The Countdown Begins...

Countdown to departure: 13 days.  Whoa.  Could barely drag myself out of bed this morning in spite of the fact that the baby slept through the night.  Half of me was super-motivated, “I’m going to blitz the house!  Tidy things up, wrap up the organization, and clean one more time before the movers get here next Monday!  It’ll be great!”  Then  I was going to go traipsing about in London and the countryside for the rest of the week.  Alas, in spite of working my butt off all day I didn’t even finish the kitchen.  Perhaps I should have done what the other half of me wanted and gone back to bed and pulled the covers over my head.  
This is hard.  I don’t do well with this unknown stuff.  It’s so clear I need a lesson in being in the moment.  Or...well, I’m getting a lesson.  So far I’m pretty sure my grade is a D minus--not an F perhaps, but pretty darned close.  I keep living in the moment we arrive.  The moment we find a house.  The moment I get schools squared away.  I live in the moment where we can’t find a good house too.  The moment the only school is a crappy one where the teachers are mean and the lunch lady tries to poison the kids.  I live in the moment where we end up on the streets.  Or worse--a tiny 2 bedroom basement apartment with a leaky ceiling and no heat. Yes, I am a touch dramatic.  But dude, the internal monologue is a real doozy these days. Sure, it’s silly--I have a oodles of evidence that the world is a friendly place and that everything will work out swimmingly.  The bottom line is that I’m over it.  I’m tired.  I’ve been cheerful and chilled-out and cool about this whole ‘we’ll get there when we get there and we don’t know where ‘where’ is but it’ll be grand!’ thing.  Cheerful and chilled-out is one thing--brave is quite another. My inner-control freak is freaking out.  

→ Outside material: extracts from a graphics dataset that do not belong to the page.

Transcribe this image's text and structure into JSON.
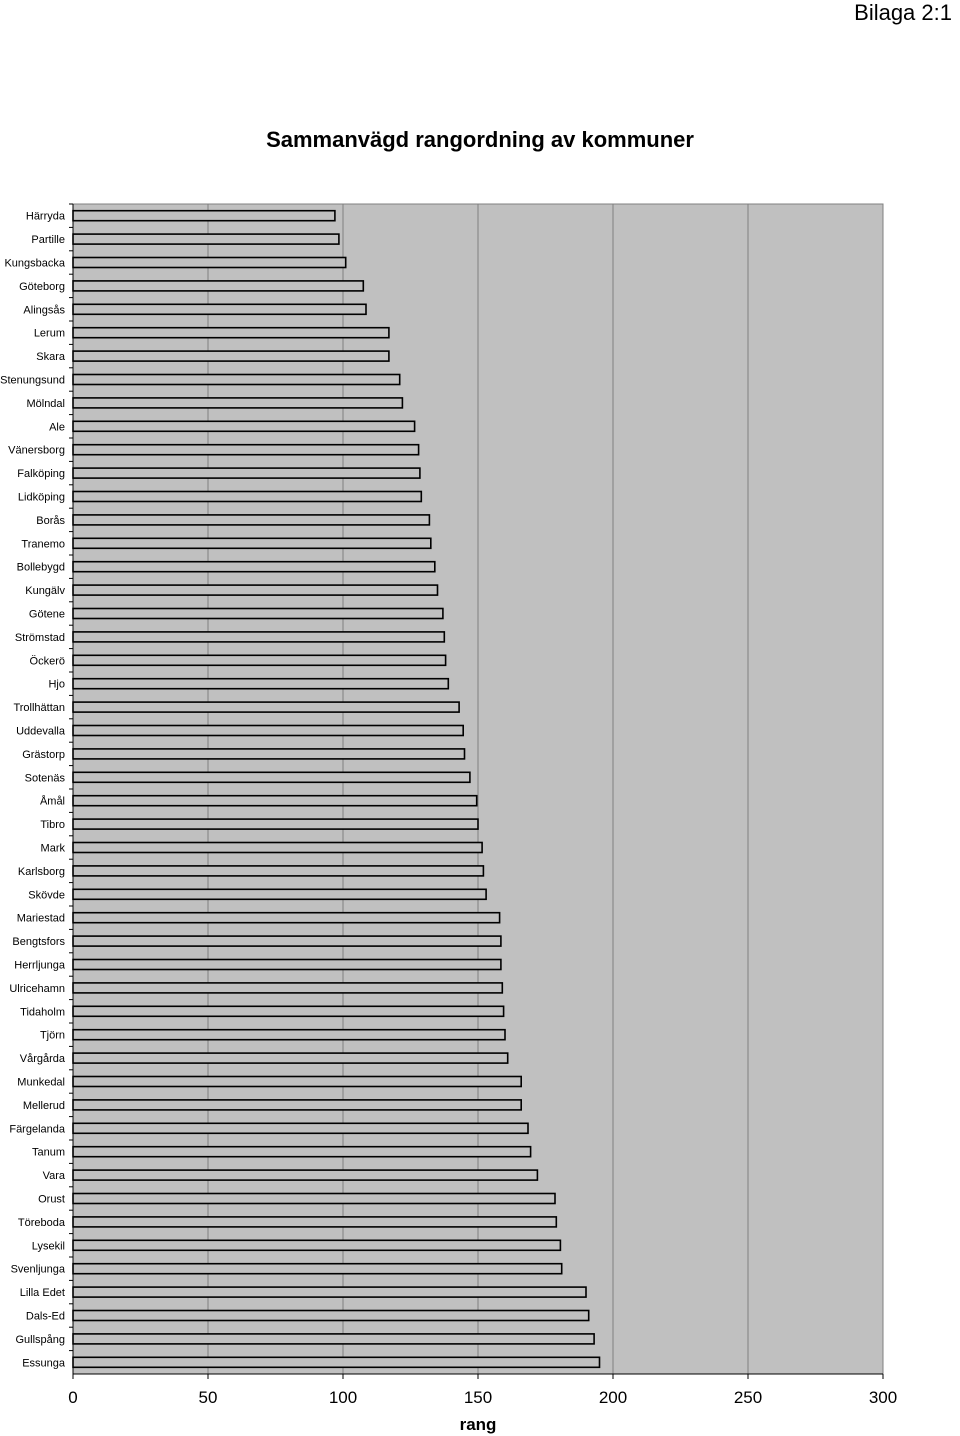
{
  "page": {
    "appendix_label": "Bilaga 2:1"
  },
  "chart_data": {
    "type": "bar",
    "orientation": "horizontal",
    "title": "Sammanvägd rangordning av kommuner",
    "xlabel": "rang",
    "ylabel": "",
    "xlim": [
      0,
      300
    ],
    "xticks": [
      0,
      50,
      100,
      150,
      200,
      250,
      300
    ],
    "grid": "vertical",
    "legend": "none",
    "colors": {
      "plot_background": "#c0c0c0",
      "bar_fill": "#c0c0c0",
      "bar_edge": "#000000",
      "gridline": "#808080"
    },
    "categories": [
      "Härryda",
      "Partille",
      "Kungsbacka",
      "Göteborg",
      "Alingsås",
      "Lerum",
      "Skara",
      "Stenungsund",
      "Mölndal",
      "Ale",
      "Vänersborg",
      "Falköping",
      "Lidköping",
      "Borås",
      "Tranemo",
      "Bollebygd",
      "Kungälv",
      "Götene",
      "Strömstad",
      "Öckerö",
      "Hjo",
      "Trollhättan",
      "Uddevalla",
      "Grästorp",
      "Sotenäs",
      "Åmål",
      "Tibro",
      "Mark",
      "Karlsborg",
      "Skövde",
      "Mariestad",
      "Bengtsfors",
      "Herrljunga",
      "Ulricehamn",
      "Tidaholm",
      "Tjörn",
      "Vårgårda",
      "Munkedal",
      "Mellerud",
      "Färgelanda",
      "Tanum",
      "Vara",
      "Orust",
      "Töreboda",
      "Lysekil",
      "Svenljunga",
      "Lilla Edet",
      "Dals-Ed",
      "Gullspång",
      "Essunga"
    ],
    "values": [
      97,
      98.5,
      101,
      107.5,
      108.5,
      117,
      117,
      121,
      122,
      126.5,
      128,
      128.5,
      129,
      132,
      132.5,
      134,
      135,
      137,
      137.5,
      138,
      139,
      143,
      144.5,
      145,
      147,
      149.5,
      150,
      151.5,
      152,
      153,
      158,
      158.5,
      158.5,
      159,
      159.5,
      160,
      161,
      166,
      166,
      168.5,
      169.5,
      172,
      178.5,
      179,
      180.5,
      181,
      190,
      191,
      193,
      195
    ]
  }
}
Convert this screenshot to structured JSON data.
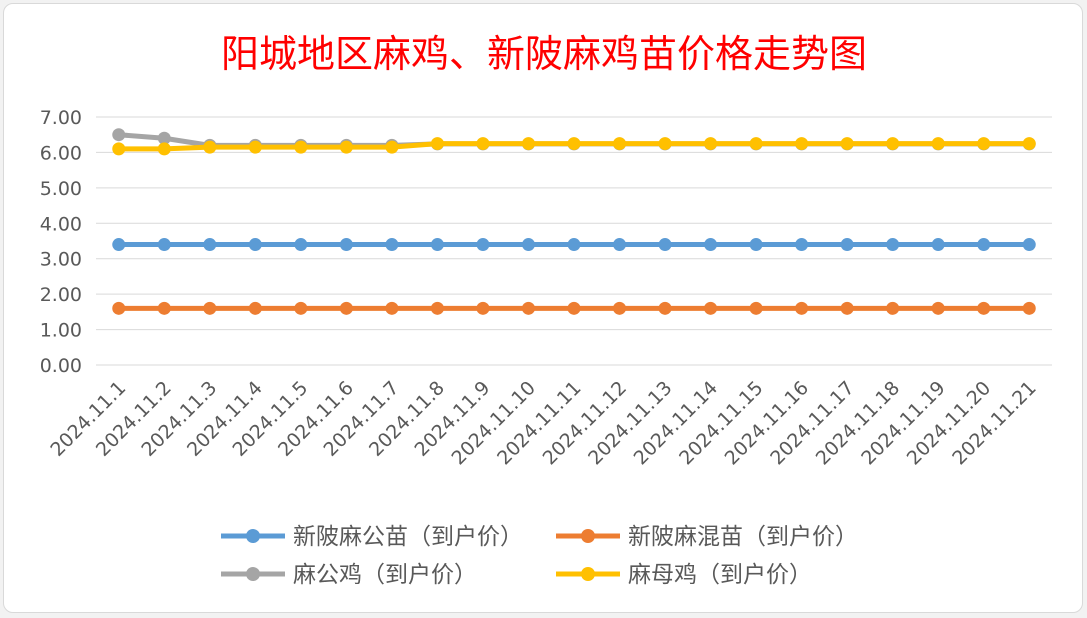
{
  "chart_data": {
    "type": "line",
    "title": "阳城地区麻鸡、新陂麻鸡苗价格走势图",
    "title_color": "#ff0000",
    "xlabel": "",
    "ylabel": "",
    "categories": [
      "2024.11.1",
      "2024.11.2",
      "2024.11.3",
      "2024.11.4",
      "2024.11.5",
      "2024.11.6",
      "2024.11.7",
      "2024.11.8",
      "2024.11.9",
      "2024.11.10",
      "2024.11.11",
      "2024.11.12",
      "2024.11.13",
      "2024.11.14",
      "2024.11.15",
      "2024.11.16",
      "2024.11.17",
      "2024.11.18",
      "2024.11.19",
      "2024.11.20",
      "2024.11.21"
    ],
    "y_ticks": [
      "0.00",
      "1.00",
      "2.00",
      "3.00",
      "4.00",
      "5.00",
      "6.00",
      "7.00"
    ],
    "ylim": [
      0,
      7
    ],
    "grid": true,
    "legend_position": "bottom",
    "series": [
      {
        "name": "新陂麻公苗（到户价）",
        "color": "#5b9bd5",
        "values": [
          3.4,
          3.4,
          3.4,
          3.4,
          3.4,
          3.4,
          3.4,
          3.4,
          3.4,
          3.4,
          3.4,
          3.4,
          3.4,
          3.4,
          3.4,
          3.4,
          3.4,
          3.4,
          3.4,
          3.4,
          3.4
        ]
      },
      {
        "name": "新陂麻混苗（到户价）",
        "color": "#ed7d31",
        "values": [
          1.6,
          1.6,
          1.6,
          1.6,
          1.6,
          1.6,
          1.6,
          1.6,
          1.6,
          1.6,
          1.6,
          1.6,
          1.6,
          1.6,
          1.6,
          1.6,
          1.6,
          1.6,
          1.6,
          1.6,
          1.6
        ]
      },
      {
        "name": "麻公鸡（到户价）",
        "color": "#a5a5a5",
        "values": [
          6.5,
          6.4,
          6.2,
          6.2,
          6.2,
          6.2,
          6.2,
          6.24,
          6.24,
          6.24,
          6.24,
          6.24,
          6.24,
          6.24,
          6.24,
          6.24,
          6.24,
          6.24,
          6.24,
          6.24,
          6.24
        ]
      },
      {
        "name": "麻母鸡（到户价）",
        "color": "#ffc000",
        "values": [
          6.1,
          6.1,
          6.15,
          6.15,
          6.15,
          6.15,
          6.15,
          6.25,
          6.25,
          6.25,
          6.25,
          6.25,
          6.25,
          6.25,
          6.25,
          6.25,
          6.25,
          6.25,
          6.25,
          6.25,
          6.25
        ]
      }
    ]
  }
}
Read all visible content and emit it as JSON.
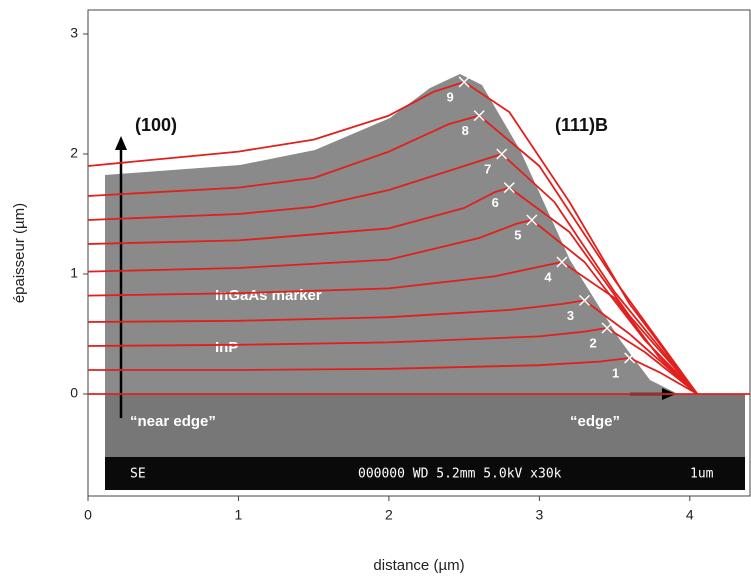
{
  "chart_data": {
    "type": "line",
    "x_label": "distance (µm)",
    "y_label": "épaisseur (µm)",
    "xlim": [
      0,
      4.4
    ],
    "xticks": [
      0,
      1,
      2,
      3,
      4
    ],
    "ylim": [
      -0.85,
      3.2
    ],
    "yticks": [
      0,
      1,
      2,
      3
    ],
    "color": "#e0201c",
    "annotations": {
      "plane_100": "(100)",
      "plane_111b": "(111)B",
      "marker": "InGaAs marker",
      "inp": "InP",
      "near_edge": "“near edge”",
      "edge": "“edge”",
      "sem_mode": "SE",
      "sem_info": "000000 WD 5.2mm  5.0kV x30k",
      "sem_scale": "1um"
    },
    "series": [
      {
        "x": [
          0,
          4.4
        ],
        "values": [
          0,
          0
        ]
      },
      {
        "name": "1",
        "x": [
          0,
          1,
          2,
          3,
          3.4,
          3.6,
          3.8,
          4.05
        ],
        "values": [
          0.2,
          0.2,
          0.21,
          0.24,
          0.27,
          0.3,
          0.18,
          0
        ]
      },
      {
        "name": "2",
        "x": [
          0,
          1,
          2,
          3,
          3.3,
          3.45,
          3.7,
          4.05
        ],
        "values": [
          0.4,
          0.41,
          0.43,
          0.48,
          0.52,
          0.55,
          0.35,
          0
        ]
      },
      {
        "name": "3",
        "x": [
          0,
          1,
          2,
          2.8,
          3.15,
          3.3,
          3.6,
          4.05
        ],
        "values": [
          0.6,
          0.61,
          0.64,
          0.7,
          0.75,
          0.78,
          0.5,
          0
        ]
      },
      {
        "name": "4",
        "x": [
          0,
          1,
          2,
          2.7,
          3.0,
          3.15,
          3.5,
          3.8,
          4.05
        ],
        "values": [
          0.82,
          0.84,
          0.88,
          0.98,
          1.06,
          1.1,
          0.8,
          0.3,
          0
        ]
      },
      {
        "name": "5",
        "x": [
          0,
          1,
          2,
          2.6,
          2.85,
          2.95,
          3.3,
          3.7,
          4.05
        ],
        "values": [
          1.02,
          1.05,
          1.12,
          1.3,
          1.42,
          1.45,
          1.1,
          0.45,
          0
        ]
      },
      {
        "name": "6",
        "x": [
          0,
          1,
          2,
          2.5,
          2.7,
          2.8,
          3.2,
          3.6,
          4.05
        ],
        "values": [
          1.25,
          1.28,
          1.38,
          1.55,
          1.68,
          1.72,
          1.35,
          0.65,
          0
        ]
      },
      {
        "name": "7",
        "x": [
          0,
          1,
          1.5,
          2,
          2.5,
          2.75,
          3.1,
          3.5,
          4.05
        ],
        "values": [
          1.45,
          1.5,
          1.56,
          1.7,
          1.9,
          2.0,
          1.6,
          0.85,
          0
        ]
      },
      {
        "name": "8",
        "x": [
          0,
          1,
          1.5,
          2,
          2.4,
          2.6,
          3.0,
          3.5,
          4.05
        ],
        "values": [
          1.65,
          1.72,
          1.8,
          2.02,
          2.25,
          2.32,
          1.9,
          0.95,
          0
        ]
      },
      {
        "name": "9",
        "x": [
          0,
          1,
          1.5,
          2,
          2.3,
          2.5,
          2.8,
          3.2,
          3.6,
          4.05
        ],
        "values": [
          1.9,
          2.02,
          2.12,
          2.32,
          2.52,
          2.6,
          2.35,
          1.6,
          0.75,
          0
        ]
      }
    ]
  }
}
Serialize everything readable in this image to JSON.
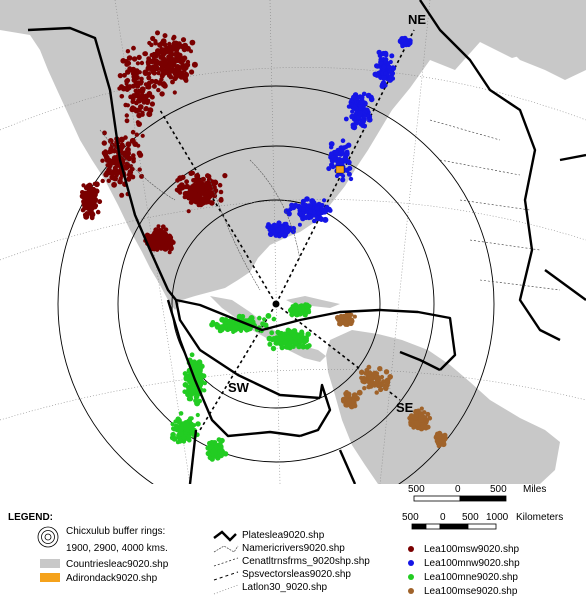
{
  "map": {
    "direction_labels": [
      "NE",
      "SW",
      "SE"
    ],
    "colors": {
      "land": "#c8c8c8",
      "ocean": "#ffffff",
      "plates": "#000000",
      "adirondack": "#f5a21b",
      "msw": "#7a0000",
      "mnw": "#1515e6",
      "mne": "#22cc22",
      "mse": "#a0632a"
    }
  },
  "scale": {
    "miles_ticks": [
      "500",
      "0",
      "500"
    ],
    "miles_unit": "Miles",
    "km_ticks": [
      "500",
      "0",
      "500",
      "1000"
    ],
    "km_unit": "Kilometers"
  },
  "legend": {
    "title": "LEGEND:",
    "buffer_label_1": "Chicxulub buffer rings:",
    "buffer_label_2": "1900, 2900, 4000 kms.",
    "countries": "Countriesleac9020.shp",
    "adirondack": "Adirondack9020.shp",
    "plates": "Plateslea9020.shp",
    "rivers": "Namericrivers9020.shp",
    "cenatl": "Cenatltrnsfrms_9020shp.shp",
    "spsvectors": "Spsvectorsleas9020.shp",
    "latlon": "Latlon30_9020.shp",
    "msw": "Lea100msw9020.shp",
    "mnw": "Lea100mnw9020.shp",
    "mne": "Lea100mne9020.shp",
    "mse": "Lea100mse9020.shp"
  }
}
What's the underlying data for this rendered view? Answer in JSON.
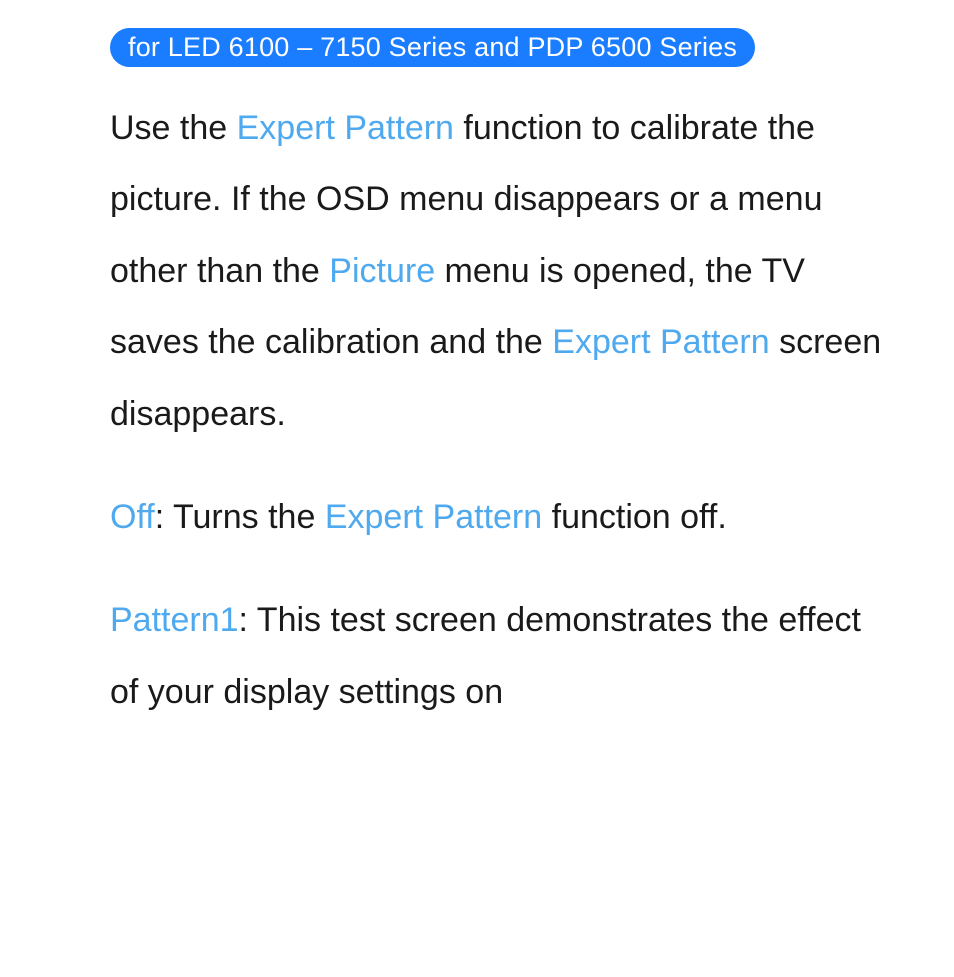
{
  "badge": {
    "text": "for LED 6100 – 7150 Series and PDP 6500 Series",
    "bg_color": "#1a7cff",
    "text_color": "#ffffff",
    "font_size": 27
  },
  "content": {
    "font_size": 34,
    "line_height": 2.1,
    "text_color": "#1a1a1a",
    "highlight_color": "#4fa9ef"
  },
  "p1": {
    "s1": "Use the ",
    "h1": "Expert Pattern",
    "s2": " function to calibrate the picture. If the OSD menu disappears or a menu other than the ",
    "h2": "Picture",
    "s3": " menu is opened, the TV saves the calibration and the ",
    "h3": "Expert Pattern",
    "s4": " screen disappears."
  },
  "p2": {
    "h1": "Off",
    "s1": ": Turns the ",
    "h2": "Expert Pattern",
    "s2": " function off."
  },
  "p3": {
    "h1": "Pattern1",
    "s1": ": This test screen demonstrates the effect of your display settings on"
  }
}
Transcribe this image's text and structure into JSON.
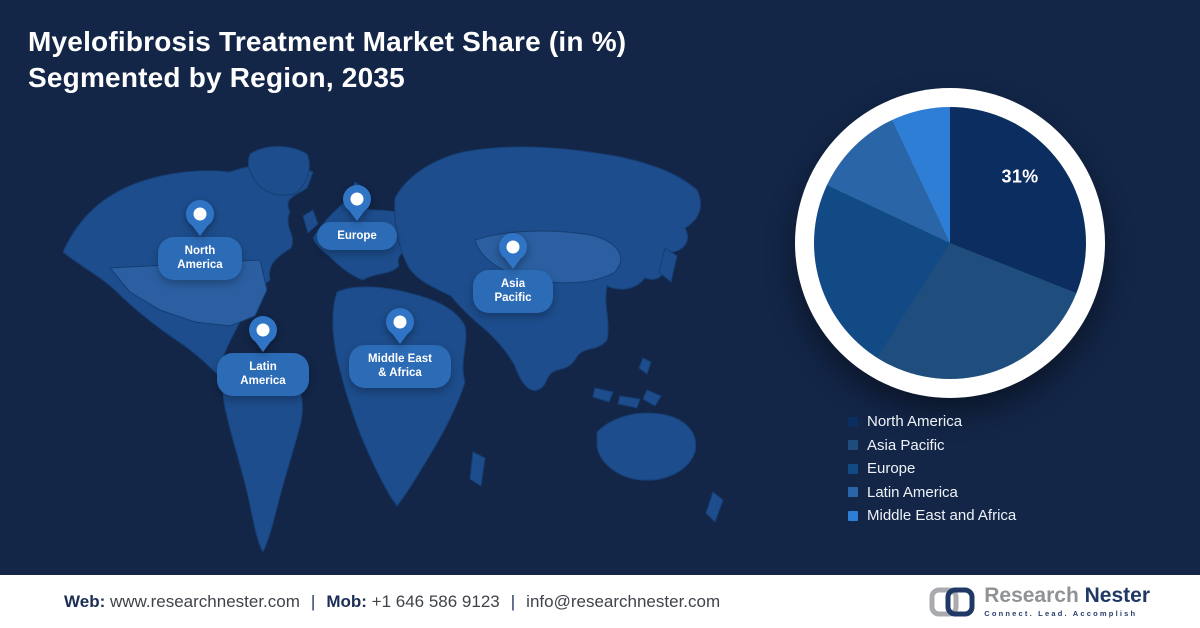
{
  "header": {
    "title_line1": "Myelofibrosis Treatment Market Share (in %)",
    "title_line2": "Segmented by Region, 2035"
  },
  "map": {
    "pins": [
      {
        "region": "north-america",
        "lines": [
          "North",
          "America"
        ]
      },
      {
        "region": "europe",
        "lines": [
          "Europe",
          ""
        ]
      },
      {
        "region": "asia-pacific",
        "lines": [
          "Asia",
          "Pacific"
        ]
      },
      {
        "region": "middle-east-africa",
        "lines": [
          "Middle East",
          "& Africa"
        ]
      },
      {
        "region": "latin-america",
        "lines": [
          "Latin",
          "America"
        ]
      }
    ],
    "pin_color": "#2f74c5",
    "label_color": "#2c6bb5",
    "land_color": "#1d4d8c",
    "land_light_color": "#2b5fa1"
  },
  "chart_data": {
    "type": "pie",
    "title": "Myelofibrosis Treatment Market Share (in %) Segmented by Region, 2035",
    "labels": [
      "North America",
      "Asia Pacific",
      "Europe",
      "Latin America",
      "Middle East and Africa"
    ],
    "values": [
      31,
      28,
      23,
      11,
      7
    ],
    "colors": [
      "#0b2d5f",
      "#1f4e7e",
      "#124a85",
      "#2a65a8",
      "#2e7ed6"
    ],
    "start_angle_deg": 0,
    "direction": "clockwise",
    "legend_position": "below-right",
    "annotation": {
      "text": "31%",
      "slice": "North America"
    }
  },
  "footer": {
    "web_label": "Web:",
    "web_value": "www.researchnester.com",
    "mob_label": "Mob:",
    "mob_value": "+1 646 586 9123",
    "email": "info@researchnester.com",
    "separator": "|"
  },
  "logo": {
    "brand_first": "Research",
    "brand_second": "Nester",
    "tagline": "Connect. Lead. Accomplish",
    "gray": "#a9abae",
    "navy": "#1f3865"
  },
  "colors": {
    "background": "#132648",
    "footer_background": "#ffffff",
    "title_text": "#ffffff"
  }
}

Scott asked me today what would be gained by knowing.  What would it change if I knew?  If I knew where we would live.  If I knew where the boys would be going to school.  If I knew...how would things be different right now? How would I be planning or acting or what would I be doing differently? After I told him I sort of wanted to punch him in the face I considered what he said.  I don’t know...I’d stop obsessing I guess.  I’d stop worrying. I’d work on plans for the one scenario instead of making wildly obsessive plans about the 784 fabricated scenarios running through my head. I’m sure knowing would make me stop obsessing.  Right?  Right?  Don’t you think? Come on, back me up here.
Bridger came in a little bit ago--still up nearly two hours after he went to bed. “Mom?  My brain is too full.  I can’t shut my mind off.”  Poor kid. I have no idea where he gets it.